Something BlueVol.22 〜ためらわない、迷わない〜

 夏休みだから、と、雅迪くんが帰ってきた。
 しかも髪の毛を金髪にして。
 おいおい〜、大学生活を満喫しすぎだぞ、とあたしは苦言を呈しておいた。
 「だって、すっげー楽しいんだよ」
 念願の一人暮らし、大学生としての毎日、彼は普通にしていても常に笑顔であった。あたしの大学生活はそこまで楽しかったかなぁ、と思い返してしまいたくなるけれど。
 だが、あたしにはまず聞かねばならないことがあった。遠距離恋愛のその後。
 「それで、例の彼女とは?」
 彼は照れくさそうに笑った。
 「終わった」
 「終わったのか!」
 「うん。わりとあっさり。やっぱダメだったよ。今は向こうで彼女できたし」
 「またか!」
 高校を卒業して、頑張って続けようとした遠距離恋愛が駄目になったのは、彼には悪いが予想通りだ。でももう次の彼女ができるとは……まったく彼は、立ち直りが早すぎる。
 そしてまた、彼は新たなる彼女との未来を夢見ている。遊びでつきあっているわけじゃないのに、いつも真剣なのに、彼は何故長続きしないんだろう。
 あまりに立ち直りが早すぎるからかもしれない。

 過去の恋愛から何か学んだことはありますか?
 「無理しないこと。相手に合わせすぎて自分がなくなりそうになっちゃうから」
 そう答えたのは、自分から告白してしまうと長続きしないことを自覚した万里子さん。はじめはそんな気がなくとも、向こうから押しに押されてつきあいはじめて5年の彼氏とはうまくいっているらしい。
 が、常々「自分というものがないから」とおっしゃる香さんは、すべてはダンナの言う通り、と結婚生活も3年目だが、しあわせだそうだ。出張のたびに、「寂しいよー、早く帰って来てほしい」とわめいている。
 会うたびに彼氏が変わっていた靖子さんは、「わかったことは、私には合わない人だったの!」と一言で振り返る。
 ちょっと考えた由布子さんは、「過去って役に立つような立たないような。だって、相手は違うわけだから」といちばんもっともなことを言ってくれた。
 つまり、過去の恋愛は次の恋愛に直接役には立たないかもしれないけれど、自分自身の傾向は読み取れる、ということかもしれない。  成功例はたまたまかもしれないけれど、失敗例からは共通項が見える。失敗しないからといっていつでも成功するとはかぎらないんだけど、何かは見えてくるはず。
 繰り返す人々は、一生懸命なのだ。
 今度こそ運命の相手だと信じ、ほんのちょっとしたきっかけも逃すまいと。そしていつしか、どれが運命のサインなのかわからなくなってしまう。
 運命に出会う、それがまるで絶対の約束のように。
 だが、そんな“巡り会うべく決められた相手”はほんとうに存在するんだろうか。
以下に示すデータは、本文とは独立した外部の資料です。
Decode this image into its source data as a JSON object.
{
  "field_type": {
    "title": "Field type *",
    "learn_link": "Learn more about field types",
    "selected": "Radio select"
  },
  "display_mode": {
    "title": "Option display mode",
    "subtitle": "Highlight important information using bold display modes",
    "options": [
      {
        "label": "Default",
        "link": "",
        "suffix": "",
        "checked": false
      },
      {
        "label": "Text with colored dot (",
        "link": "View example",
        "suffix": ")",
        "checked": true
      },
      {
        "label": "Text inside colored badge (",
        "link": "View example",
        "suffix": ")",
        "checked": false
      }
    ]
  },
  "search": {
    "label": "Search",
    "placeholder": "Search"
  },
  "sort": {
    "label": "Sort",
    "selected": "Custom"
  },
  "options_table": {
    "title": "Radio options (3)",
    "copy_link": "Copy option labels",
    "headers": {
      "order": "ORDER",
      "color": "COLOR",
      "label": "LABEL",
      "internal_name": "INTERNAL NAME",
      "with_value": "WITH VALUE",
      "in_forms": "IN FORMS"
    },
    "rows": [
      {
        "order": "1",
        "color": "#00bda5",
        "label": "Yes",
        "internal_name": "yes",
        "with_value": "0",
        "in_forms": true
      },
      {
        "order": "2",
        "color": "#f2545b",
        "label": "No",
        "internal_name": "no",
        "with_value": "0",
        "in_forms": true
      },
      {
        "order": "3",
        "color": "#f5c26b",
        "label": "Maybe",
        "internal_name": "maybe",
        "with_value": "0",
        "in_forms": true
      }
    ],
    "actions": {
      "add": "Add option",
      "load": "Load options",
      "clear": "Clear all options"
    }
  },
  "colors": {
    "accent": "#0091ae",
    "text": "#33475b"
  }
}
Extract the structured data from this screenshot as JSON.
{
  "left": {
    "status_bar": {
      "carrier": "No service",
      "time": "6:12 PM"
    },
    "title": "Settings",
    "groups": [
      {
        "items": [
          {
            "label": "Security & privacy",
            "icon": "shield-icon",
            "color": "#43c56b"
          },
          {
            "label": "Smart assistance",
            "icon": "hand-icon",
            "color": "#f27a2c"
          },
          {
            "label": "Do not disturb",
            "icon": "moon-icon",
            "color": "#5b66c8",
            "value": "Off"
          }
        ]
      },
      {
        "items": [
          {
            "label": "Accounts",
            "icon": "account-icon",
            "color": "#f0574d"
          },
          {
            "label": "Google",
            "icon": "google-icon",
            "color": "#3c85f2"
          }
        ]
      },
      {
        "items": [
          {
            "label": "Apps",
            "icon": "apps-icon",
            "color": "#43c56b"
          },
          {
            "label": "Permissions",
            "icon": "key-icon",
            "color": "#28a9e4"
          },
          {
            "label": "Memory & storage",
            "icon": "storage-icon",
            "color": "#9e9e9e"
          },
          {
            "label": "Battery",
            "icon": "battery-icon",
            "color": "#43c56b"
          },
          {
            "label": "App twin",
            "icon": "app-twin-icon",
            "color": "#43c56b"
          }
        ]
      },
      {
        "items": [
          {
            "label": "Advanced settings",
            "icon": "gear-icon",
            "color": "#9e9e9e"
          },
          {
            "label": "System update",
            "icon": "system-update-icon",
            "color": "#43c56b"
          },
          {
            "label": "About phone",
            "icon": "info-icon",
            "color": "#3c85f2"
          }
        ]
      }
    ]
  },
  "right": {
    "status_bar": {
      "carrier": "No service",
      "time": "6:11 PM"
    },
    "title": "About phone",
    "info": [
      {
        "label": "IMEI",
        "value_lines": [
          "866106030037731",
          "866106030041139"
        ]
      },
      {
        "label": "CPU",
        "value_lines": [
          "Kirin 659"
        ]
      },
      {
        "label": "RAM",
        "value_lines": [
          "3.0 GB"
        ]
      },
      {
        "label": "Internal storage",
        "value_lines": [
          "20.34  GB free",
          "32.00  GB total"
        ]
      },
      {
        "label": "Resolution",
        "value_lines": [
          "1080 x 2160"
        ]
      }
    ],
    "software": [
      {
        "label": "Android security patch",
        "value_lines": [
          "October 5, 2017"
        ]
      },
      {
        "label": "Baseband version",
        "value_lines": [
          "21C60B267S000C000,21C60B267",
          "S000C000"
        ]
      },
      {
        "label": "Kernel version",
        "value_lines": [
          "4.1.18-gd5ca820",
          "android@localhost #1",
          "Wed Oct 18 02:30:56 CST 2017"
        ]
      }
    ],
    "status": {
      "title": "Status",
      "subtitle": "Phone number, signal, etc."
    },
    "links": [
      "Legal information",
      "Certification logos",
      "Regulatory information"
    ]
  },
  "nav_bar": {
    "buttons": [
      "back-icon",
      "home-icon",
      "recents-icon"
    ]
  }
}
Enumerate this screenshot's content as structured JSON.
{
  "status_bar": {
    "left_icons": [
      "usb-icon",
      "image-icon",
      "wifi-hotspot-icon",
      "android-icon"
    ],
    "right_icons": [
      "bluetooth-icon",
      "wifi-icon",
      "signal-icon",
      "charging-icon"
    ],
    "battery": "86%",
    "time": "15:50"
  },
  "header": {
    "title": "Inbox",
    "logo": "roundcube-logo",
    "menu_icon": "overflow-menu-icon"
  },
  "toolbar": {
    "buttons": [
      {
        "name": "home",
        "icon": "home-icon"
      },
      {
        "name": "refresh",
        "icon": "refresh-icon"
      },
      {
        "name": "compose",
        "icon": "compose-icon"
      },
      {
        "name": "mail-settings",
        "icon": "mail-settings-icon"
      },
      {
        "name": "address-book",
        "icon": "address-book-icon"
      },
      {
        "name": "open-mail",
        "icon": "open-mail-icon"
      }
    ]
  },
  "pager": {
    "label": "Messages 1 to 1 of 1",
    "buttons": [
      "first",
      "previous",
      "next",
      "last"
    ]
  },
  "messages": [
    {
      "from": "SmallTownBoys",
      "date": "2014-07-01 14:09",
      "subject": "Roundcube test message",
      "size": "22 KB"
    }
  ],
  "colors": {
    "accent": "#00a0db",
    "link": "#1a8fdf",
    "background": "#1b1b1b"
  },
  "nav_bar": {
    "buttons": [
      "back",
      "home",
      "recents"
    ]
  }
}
結果的にそう思える人たちは幸せだろうけど、世界中のすべての人間がそうなるとはかぎらない。感じられない、気づかない人々はいつまでも捜し求めなければいけないんだろうか、自分を責め続けなければいけないんだろうか。
 ありえないものを求め続けて。
 人間の細胞は4年間でいれかわるらしい。ならば愛する相手も4年で変わって何がおかしい、みたいな話もあったし。そのときどきで変わる自分自身に正直に、付き合う相手を選ぶのは理に適っているのかもしれない。
 運命の相手、ベターハーフ幻想はうまく心を切り替えることのできない不器用な人々の言い訳なのかもしれないのだから。
 だから、こうなったら雅迪くんには、いつも本気でありながら長続きしないキャラとしての一生を全うしてもらいたい。後ろを振り向かず、引きずらず、そしていつでも次を思って。
 まわりのすべてのことを気にしないで。
 だって、多分あたしは迷いながら過去を引きずって、後悔してばっかりだから。
 でもたまに意見するのは、年上だから許してね。